Quand me taire est préférable…

Quand il y a un petit caillou dans la chaussure du lien entre moi et quelqu’un d’autre, j’ai parfois tendance à hésiter entre deux approches, qui ont chacune des conséquences plus ou moins agréables :

  • soit me taire, pour préserver le lien en évitant de dire des trucs blessants, au risque d’accumuler des petits cailloux (assortis de leurs interprétations non vérifiées évidemment), de laisser des non-dits encombrer la relation et l’alourdir au fil du temps ;
  • soit parler, pour éviter les problèmes liés au silence, au risque de blesser l’autre et là aussi d’endommager le lien.

Bon, le moins qu’on puisse dire c’est que ce choix là est binaire, et que les conséquences semblent pourries dans les deux cas. Je vous partage aujourd’hui où j’en suis à ce sujet.

Before

Il y a quelques années, ma stratégie de choix était le silence, à la fois pour (en apparence) prendre soin du lien, et (plus réalistement) pour préserver mon besoin d’harmonie dans mes relations.

After

Après la découverte de la CNV (Communication Nonviolente), et après l’accompagnement de quelques blessures du passé en lien avec le partage de ma vulnérabilité et l’ouverture aux autres, je me suis mise à beaucoup plus parler, pour offrir mon authenticité, ma vulnérabilité justement, et mon intimité à l’autre.

D’ailleurs il y a peu de temps je n’étais pas trop d’accord avec cette phrase de Marshall Rosenberg qui dit « l’authenticité doit être au service de la relation ». En effet, j’avais beaucoup de problèmes avec l’idée de devoir décider moi-même (autrement dit moi toute seule, pour deux) si ce que j’allais dire était au service ou non.
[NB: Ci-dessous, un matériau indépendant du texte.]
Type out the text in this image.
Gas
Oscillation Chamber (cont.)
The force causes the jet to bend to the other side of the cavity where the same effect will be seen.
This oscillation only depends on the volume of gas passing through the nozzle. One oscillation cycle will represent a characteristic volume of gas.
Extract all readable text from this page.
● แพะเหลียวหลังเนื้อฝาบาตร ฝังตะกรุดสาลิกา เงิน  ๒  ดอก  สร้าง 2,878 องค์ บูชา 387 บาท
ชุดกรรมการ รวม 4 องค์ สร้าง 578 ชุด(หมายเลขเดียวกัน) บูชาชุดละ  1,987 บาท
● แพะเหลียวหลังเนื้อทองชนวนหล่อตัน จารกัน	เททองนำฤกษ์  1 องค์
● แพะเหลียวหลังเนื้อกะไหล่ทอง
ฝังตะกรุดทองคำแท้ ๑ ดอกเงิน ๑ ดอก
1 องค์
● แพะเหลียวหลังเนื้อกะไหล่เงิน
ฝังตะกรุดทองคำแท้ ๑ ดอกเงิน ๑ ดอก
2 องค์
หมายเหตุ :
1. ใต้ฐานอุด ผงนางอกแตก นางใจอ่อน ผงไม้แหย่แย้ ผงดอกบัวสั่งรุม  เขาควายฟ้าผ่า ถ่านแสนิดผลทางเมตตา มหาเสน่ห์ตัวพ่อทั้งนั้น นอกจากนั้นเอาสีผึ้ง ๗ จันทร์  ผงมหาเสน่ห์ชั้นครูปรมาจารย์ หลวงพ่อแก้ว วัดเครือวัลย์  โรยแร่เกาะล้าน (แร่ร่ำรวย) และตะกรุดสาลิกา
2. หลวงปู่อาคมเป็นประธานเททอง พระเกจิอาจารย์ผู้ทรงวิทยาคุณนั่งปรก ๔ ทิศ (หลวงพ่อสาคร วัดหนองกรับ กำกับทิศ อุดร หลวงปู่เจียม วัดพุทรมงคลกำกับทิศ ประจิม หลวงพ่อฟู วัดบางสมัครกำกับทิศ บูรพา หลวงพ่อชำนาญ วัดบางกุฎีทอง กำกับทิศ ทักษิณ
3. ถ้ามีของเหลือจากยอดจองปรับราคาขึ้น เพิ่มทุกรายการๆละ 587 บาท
Il me semblait alors que prendre seule la décision de me taire était d’une certaine manière priver l’autre de sa responsabilité et sa liberté de choisir de recevoir ou pas mon message. Et comme j’avais passé des années à me taire sans jamais vérifier auprès de l’autre, je trouvais ça rude cette phrase, qui justifiait d’une certaine manière l’attitude que j’avais avant mais qui ne me convenait plus.

Du coup j’avais un peu tendance à laisser l’autre responsable de la réception du message et à exprimer ce qui était vivant en moi. J’y ai gagné au passage beaucoup plus de profondeur, de chaleur humaine, et beaucoup de joie.

C’est pas si simple en fait…

Bah oui évidemment, Marshall et ses quarante ans de CNV, quand il dit un truc c’est pas complètement débile (arumpf…), et évidemment sa phrase fait vraiment sens. Elle était juste compliquée pour moi à comprendre (et elle le reste encore parfois certains jours, j’ai encore du chemin à faire), alors la vie m’a donné un petit coup de main : j’ai vécu quelques chouettes ratés. A plusieurs reprises j’ai exprimé mon authenticité sous une forme pas super agréable à entendre, et l’être en face de moi a été blessé, et j’ai (nous avons) bien ramé pour reconstruire le lien.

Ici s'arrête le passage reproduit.